Arts & Entertainment

Press Pass: Literature

Literature (Courtesy Photo)
Literature (Courtesy Photo)

Nathaniel Cardaci, lead singer and rhythm guitarist for Literature, said that he and all his band mates like to read books, but don’t let that fool you into thinking their shows are stuffy.

“It’s a little tongue-in-cheek. It’s not supposed to be so serious or anything,” Cardaci said. “We don’t show up in sweater vests and with glasses on.”

Actually, Cardaci said that that band’s name fit in with the music that he and Kevin Attics were listening to and writing when they started the group in 2010 in Austin, Texas.

And in fact, Literature, which consists of Cardaci, Attics on the lead guitar and backup vocals, Seth Whaland on the bass and Chris Shackerman on the drums, likes to have fun at their shows. Cardaci said that he and his band mates like to dance at shows and get the crowd hyped up.

“We love playing the songs that we write and Kevin is an awesome, energetic performer and we feed off each other big time,” Cardaci said.

“And that comes from the chemistry that we all have. We’re just really freaking excited to play the songs and it makes us happy. That’s why we try to make the shows good.”

The Philadelphia-based indie pop outfit will kick off a U.S. tour tomorrow night in Bethlehem, Pa. before coming to the Washington, D.C. area this weekend.

They’re slated to play the Holy Underground in Baltimore this Saturday, Sept. 6, and George Washington University this Sunday, Sept. 7.

They released a new album, entitled Chorus, on Aug. 19 with Slumberland Records. It’s a follow-up to their 2012 debut album Arab Spring, which has a bunch of stripped-down, sweet pop tunes with drive.
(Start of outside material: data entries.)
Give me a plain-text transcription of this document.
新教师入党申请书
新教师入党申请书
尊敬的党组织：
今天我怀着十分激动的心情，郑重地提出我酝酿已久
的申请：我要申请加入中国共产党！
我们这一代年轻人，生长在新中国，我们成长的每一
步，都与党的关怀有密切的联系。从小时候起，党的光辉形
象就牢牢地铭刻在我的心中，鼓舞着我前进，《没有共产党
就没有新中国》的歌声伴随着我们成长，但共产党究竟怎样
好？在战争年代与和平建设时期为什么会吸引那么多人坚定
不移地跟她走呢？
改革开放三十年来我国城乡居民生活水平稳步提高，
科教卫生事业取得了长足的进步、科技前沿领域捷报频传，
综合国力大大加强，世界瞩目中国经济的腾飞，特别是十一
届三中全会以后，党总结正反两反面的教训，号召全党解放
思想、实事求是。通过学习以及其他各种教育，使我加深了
After releasing that record, Attics, Cardaci, Whaland, who are all in their late 20s or early 30s, moved up to Philadelphia, where they met Chris Shackerman, a 19-year-old drummer who was such a big fan of Literature that he had learned all of their songs before meeting them.

The four of them play on Chorus, which was recorded at Malborough Farms in Brooklyn by lauded sound engineer Gary Olson.
The album is beefed up with rich layers of audio texture, tight knit chorus-verse song structure and a clean, but not over produced sound.

“We recorded with Gary Olson and he’s got all of this vintage audio equipment and a lot of experience to help everything blend well together,” Cardaci said. “And then we could add all of these layers of lushness.”

Cardaci said their live show will feature a mix of songs from Arab Spring and Chorus. Chorus has received favorable reviews since its release and Cardaci said that the album is being well received by fans.

Literature has seen their buzz and audience grow in the past two years. A 2013 re-pressing of Arab Spring quickly sold out and the tour they’re about to go on is their biggest yet.

“We’re always excited to go on tour, but for this record we’ve had more distribution and more press and a little more buzz,” Cardaci said.

“So we’re more excited now to get out there and we’ve been practicing our asses off to really bring it at all the shows.”